A equipe se perguntou: poderia uma configuração 3D de redes semelhantes funcionar para encaixotar os elétrons? Eles buscaram a resposta em bancos de dados de estruturas materiais e se depararam com uma certa configuração geométrica de átomos, classificada geralmente como pirocloro — tipo de mineral com geometria atômica altamente simétrica. A estrutura 3D de átomos do picloro formava um padrão repetitivo de cubos, a face de cada cubo lembrando uma rede semelhante a kagome. Eles descobriram que, em teoria, essa geometria poderia efetivamente prender elétrons dentro de cada cubo.

Desembarques rochosos

Para testar essa hipótese, os pesquisadores sintetizaram um cristal de pirocloro em laboratório.

“Não é diferente de como a natureza produz cristais”, explica Checkelsky. “Colocamos certos elementos juntos – neste caso, cálcio e níquel – derretendo-os a temperaturas muito altas, resfriando-os, e os átomos por si próprios se organizarão nesta configuração cristalina, semelhante ao kagome.”

Eles então procuraram medir a energia de elétrons individuais no cristal, para ver se eles realmente caíam na mesma faixa plana de energia. Para fazer isso, os pesquisadores normalmente realizam experimentos de fotoemissão, nos quais lançam um único fóton de luz sobre uma amostra, que por sua vez emite um único elétron. Um detector pode então medir com precisão a energia daquele elétron individual.

Os cientistas usaram a fotoemissão para confirmar estados de banda plana em vários materiais 2D. Devido à sua natureza bidimensional e fisicamente plana, esses materiais são relativamente simples de medir usando luz laser padrão. Mas para materiais 3D, a tarefa é mais desafiadora.

“Para este experimento, normalmente é necessária uma superfície muito plana”, explica Comin. “Mas se você olhar para a superfície desses materiais 3D, eles são como as Montanhas Rochosas, com uma paisagem muito ondulada. Experimentos com esses materiais são muito desafiadores, e isso é parte da razão pela qual ninguém demonstrou que eles hospedam elétrons presos.”

A equipe superou esse obstáculo com a espectroscopia de fotoemissão com resolução de ângulo (ARPES), um feixe de luz ultrafocado que é capaz de atingir locais específicos em uma superfície 3D irregular e medir as energias individuais dos elétrons nesses locais.

“É como pousar um helicóptero em plataformas muito pequenas, espalhadas por toda uma paisagem rochosa”, diz Comin.

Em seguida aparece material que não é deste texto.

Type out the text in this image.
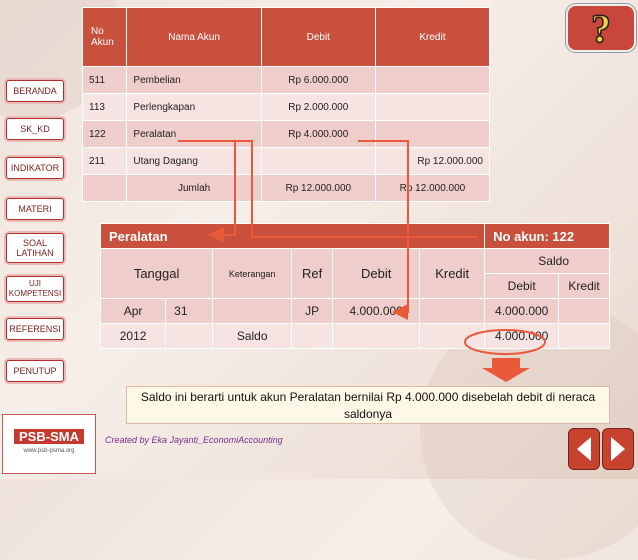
BERANDA
SK_KD
INDIKATOR
MATERI
SOAL LATIHAN
UJI KOMPETENSI
REFERENSI
PENUTUP
?
No Akun	Nama Akun	Debit	Kredit
511	Pembelian	Rp 6.000.000	
113	Perlengkapan	Rp 2.000.000	
122	Peralatan	Rp 4.000.000	
211	Utang Dagang		Rp 12.000.000
	Jumlah	Rp 12.000.000	Rp 12.000.000
Peralatan						No akun: 122	
Tanggal		Keterangan	Ref	Debit	Kredit	Saldo	
						Debit	Kredit
Apr	31		JP	4.000.000		4.000.000	
2012		Saldo				4.000.000	
Saldo ini berarti untuk akun Peralatan bernilai Rp 4.000.000 disebelah debit di neraca saldonya
Created by Eka Jayanti_EconomiAccounting
PSB-SMA
www.psb-psma.org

Com o ARPES, a equipe mediu as energias de milhares de elétrons em uma amostra de cristal sintetizado em cerca de meia hora. Eles descobriram que, esmagadoramente, os elétrons no cristal exibiam exatamente a mesma energia, confirmando o estado de banda plana do material 3D.

Para ver se conseguiriam manipular os eletrões coordenados para algum estado eletrônico exótico, os investigadores sintetizaram a mesma geometria cristalina, desta vez com átomos de ródio e ruténio em vez de níquel. No papel, os investigadores calcularam que esta troca química deveria mudar a banda plana dos elétrons para energia zero – um estado que leva automaticamente à supercondutividade.

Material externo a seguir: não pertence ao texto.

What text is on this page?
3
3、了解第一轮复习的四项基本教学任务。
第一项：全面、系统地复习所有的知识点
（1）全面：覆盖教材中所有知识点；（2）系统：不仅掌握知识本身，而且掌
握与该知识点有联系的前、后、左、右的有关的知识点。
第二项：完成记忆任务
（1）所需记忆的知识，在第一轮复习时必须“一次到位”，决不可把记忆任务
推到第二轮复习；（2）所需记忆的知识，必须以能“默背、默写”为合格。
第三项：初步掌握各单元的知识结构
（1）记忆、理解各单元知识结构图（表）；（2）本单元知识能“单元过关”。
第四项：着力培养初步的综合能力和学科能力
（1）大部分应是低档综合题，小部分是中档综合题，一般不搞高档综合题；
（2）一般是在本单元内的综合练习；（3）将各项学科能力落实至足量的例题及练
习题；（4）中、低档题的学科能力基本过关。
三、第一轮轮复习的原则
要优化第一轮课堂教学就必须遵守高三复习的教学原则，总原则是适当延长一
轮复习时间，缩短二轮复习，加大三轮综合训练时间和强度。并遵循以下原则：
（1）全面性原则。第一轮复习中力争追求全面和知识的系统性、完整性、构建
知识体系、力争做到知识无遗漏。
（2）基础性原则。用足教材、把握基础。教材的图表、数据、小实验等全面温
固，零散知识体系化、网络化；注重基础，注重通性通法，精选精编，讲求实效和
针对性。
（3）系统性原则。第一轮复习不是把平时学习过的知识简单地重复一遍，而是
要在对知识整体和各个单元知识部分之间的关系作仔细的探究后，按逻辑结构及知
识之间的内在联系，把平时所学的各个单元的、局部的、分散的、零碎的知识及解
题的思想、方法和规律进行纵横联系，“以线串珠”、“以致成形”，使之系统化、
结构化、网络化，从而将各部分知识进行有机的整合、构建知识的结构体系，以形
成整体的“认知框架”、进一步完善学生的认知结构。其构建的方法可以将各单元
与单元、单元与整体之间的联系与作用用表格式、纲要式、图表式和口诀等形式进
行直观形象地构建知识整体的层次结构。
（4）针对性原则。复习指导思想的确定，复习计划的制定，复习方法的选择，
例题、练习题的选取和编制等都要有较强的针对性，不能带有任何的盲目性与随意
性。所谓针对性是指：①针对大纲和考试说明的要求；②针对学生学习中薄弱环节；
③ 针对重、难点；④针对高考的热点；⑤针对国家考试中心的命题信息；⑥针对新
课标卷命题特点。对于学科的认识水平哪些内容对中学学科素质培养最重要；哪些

E, de facto, descobriram que quando sintetizaram um novo cristal, com uma combinação de elementos ligeiramente diferente, na mesma geometria 3D semelhante ao kagome, os elétrons do cristal exibiam uma banda plana, desta vez em estados supercondutores.

“Isso apresenta um novo paradigma para pensar sobre como encontrar materiais quânticos novos e interessantes”, diz Comin. “Mostramos que, com esse ingrediente especial desse arranjo atômico que consegue aprisionar elétrons, sempre encontramos essas bandas planas. Não é apenas um golpe de sorte. Deste ponto em diante, o desafio é otimizar para alcançar a promessa dos materiais de banda plana, potencialmente para sustentar a supercondutividade em temperaturas mais altas.”